The University is one of 68 institutions to have signed a letter sent to Prime Minister, David Cameron today as part of an initiative led by Universities UK.
It is in response to recent Government immigration policy which places restrictions on international students coming into the country as they are now included in calculations of net migration.
Changes to the Student Visa system placed a limit on the number of years non-European Union students can spend studying and restricted the number of hours of paid work they can do during and after their degrees.
In addition, they are no longer allowed to bring their spouses or children with them unless they are enrolled on a postgraduate course that lasts more than a year.
Vice Chancellor of the University of Wolverhampton, Professor Geoff Layer, said: “I do not think the cultural, social and economic benefits international students bring to the UK can be underestimated.
“At a time when the UK is looking to strengthen its position in the global economy and seeking to promote internationalisation, it is bemusing that effectively international students are being restricted in coming here to study.
“What also should be considered is the influence that this country has on educating people from around the world and the impact that has.
“We have got a fantastic international student community and tradition at Wolverhampton and genuine international students need to be welcomed with open arms and valued.
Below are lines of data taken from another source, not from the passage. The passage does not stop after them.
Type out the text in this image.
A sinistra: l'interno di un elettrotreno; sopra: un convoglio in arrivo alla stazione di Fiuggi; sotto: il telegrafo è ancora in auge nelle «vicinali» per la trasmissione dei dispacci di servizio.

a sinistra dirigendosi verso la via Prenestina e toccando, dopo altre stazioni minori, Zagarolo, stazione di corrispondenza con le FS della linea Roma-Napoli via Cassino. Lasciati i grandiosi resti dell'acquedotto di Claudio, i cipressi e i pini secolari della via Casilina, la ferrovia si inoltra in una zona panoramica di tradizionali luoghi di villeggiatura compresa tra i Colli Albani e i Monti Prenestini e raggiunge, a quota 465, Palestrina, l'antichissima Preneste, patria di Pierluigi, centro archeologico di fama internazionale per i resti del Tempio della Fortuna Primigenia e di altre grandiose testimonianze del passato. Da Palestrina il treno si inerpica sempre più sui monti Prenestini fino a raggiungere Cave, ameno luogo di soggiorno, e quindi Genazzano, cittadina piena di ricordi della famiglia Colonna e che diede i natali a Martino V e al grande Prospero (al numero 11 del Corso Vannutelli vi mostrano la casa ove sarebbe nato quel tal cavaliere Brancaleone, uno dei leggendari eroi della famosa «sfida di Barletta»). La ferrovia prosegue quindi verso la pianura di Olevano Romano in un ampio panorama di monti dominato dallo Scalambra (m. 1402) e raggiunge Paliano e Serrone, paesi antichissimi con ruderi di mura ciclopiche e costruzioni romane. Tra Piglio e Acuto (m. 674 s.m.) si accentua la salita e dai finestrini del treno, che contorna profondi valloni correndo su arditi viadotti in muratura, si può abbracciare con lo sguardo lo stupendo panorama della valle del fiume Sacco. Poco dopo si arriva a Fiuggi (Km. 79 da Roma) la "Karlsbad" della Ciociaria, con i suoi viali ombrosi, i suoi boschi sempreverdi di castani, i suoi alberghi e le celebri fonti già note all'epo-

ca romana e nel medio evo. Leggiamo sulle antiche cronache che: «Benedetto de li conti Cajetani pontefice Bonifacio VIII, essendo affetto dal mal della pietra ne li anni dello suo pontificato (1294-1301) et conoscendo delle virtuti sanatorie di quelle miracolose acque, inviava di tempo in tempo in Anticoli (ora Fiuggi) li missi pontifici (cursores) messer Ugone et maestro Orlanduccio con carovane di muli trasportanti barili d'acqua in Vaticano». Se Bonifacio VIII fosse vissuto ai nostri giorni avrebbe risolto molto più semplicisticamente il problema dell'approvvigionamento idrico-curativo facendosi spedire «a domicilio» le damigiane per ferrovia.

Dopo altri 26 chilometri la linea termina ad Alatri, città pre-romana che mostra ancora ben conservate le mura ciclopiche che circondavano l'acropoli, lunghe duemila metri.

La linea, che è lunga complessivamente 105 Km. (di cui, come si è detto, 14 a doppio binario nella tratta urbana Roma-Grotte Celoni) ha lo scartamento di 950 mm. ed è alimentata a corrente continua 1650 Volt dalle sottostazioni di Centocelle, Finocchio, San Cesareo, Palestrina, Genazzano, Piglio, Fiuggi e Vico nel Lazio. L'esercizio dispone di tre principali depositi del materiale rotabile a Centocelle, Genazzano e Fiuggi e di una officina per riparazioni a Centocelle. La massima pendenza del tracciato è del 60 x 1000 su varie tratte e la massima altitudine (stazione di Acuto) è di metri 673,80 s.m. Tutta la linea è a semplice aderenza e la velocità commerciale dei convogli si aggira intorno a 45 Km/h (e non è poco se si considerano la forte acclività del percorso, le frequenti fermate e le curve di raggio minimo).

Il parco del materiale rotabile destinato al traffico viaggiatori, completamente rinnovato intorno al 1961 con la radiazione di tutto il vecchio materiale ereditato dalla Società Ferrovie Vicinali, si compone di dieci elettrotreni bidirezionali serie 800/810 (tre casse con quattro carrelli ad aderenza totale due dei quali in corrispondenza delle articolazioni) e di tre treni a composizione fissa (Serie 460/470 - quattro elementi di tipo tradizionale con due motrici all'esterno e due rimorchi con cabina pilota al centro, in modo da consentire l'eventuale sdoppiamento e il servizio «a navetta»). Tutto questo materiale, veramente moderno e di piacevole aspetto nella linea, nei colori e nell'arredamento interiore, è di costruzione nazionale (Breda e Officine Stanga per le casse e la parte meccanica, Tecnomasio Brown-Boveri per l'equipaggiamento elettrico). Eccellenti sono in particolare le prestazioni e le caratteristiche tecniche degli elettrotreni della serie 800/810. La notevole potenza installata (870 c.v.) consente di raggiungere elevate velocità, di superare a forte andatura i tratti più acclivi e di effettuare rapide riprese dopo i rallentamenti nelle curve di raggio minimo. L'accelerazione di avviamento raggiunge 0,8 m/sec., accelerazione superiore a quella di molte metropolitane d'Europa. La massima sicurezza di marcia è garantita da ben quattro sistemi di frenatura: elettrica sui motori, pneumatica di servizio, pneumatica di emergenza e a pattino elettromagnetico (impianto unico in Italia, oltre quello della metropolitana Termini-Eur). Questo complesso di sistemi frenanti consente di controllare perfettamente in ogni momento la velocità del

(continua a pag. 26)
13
Otherwise they will choose to study elsewhere and that will be a significant disadvantage to universities and the cities in which they are based.”
The letter, signed by the University of Wolverhampton Chancellor, the Rt Hon Lord Paul of Marylebone, PC, backs calls for international university students to be removed from net migration statistics for policy purposes, bringing the UK into line with its major competitors.
It also urges the Government to make a clear distinction between temporary and permanent migration in order to “help the UK maintain its position as a world-leader in international higher education and send out the message that the UK welcomes, and values, genuine international students.”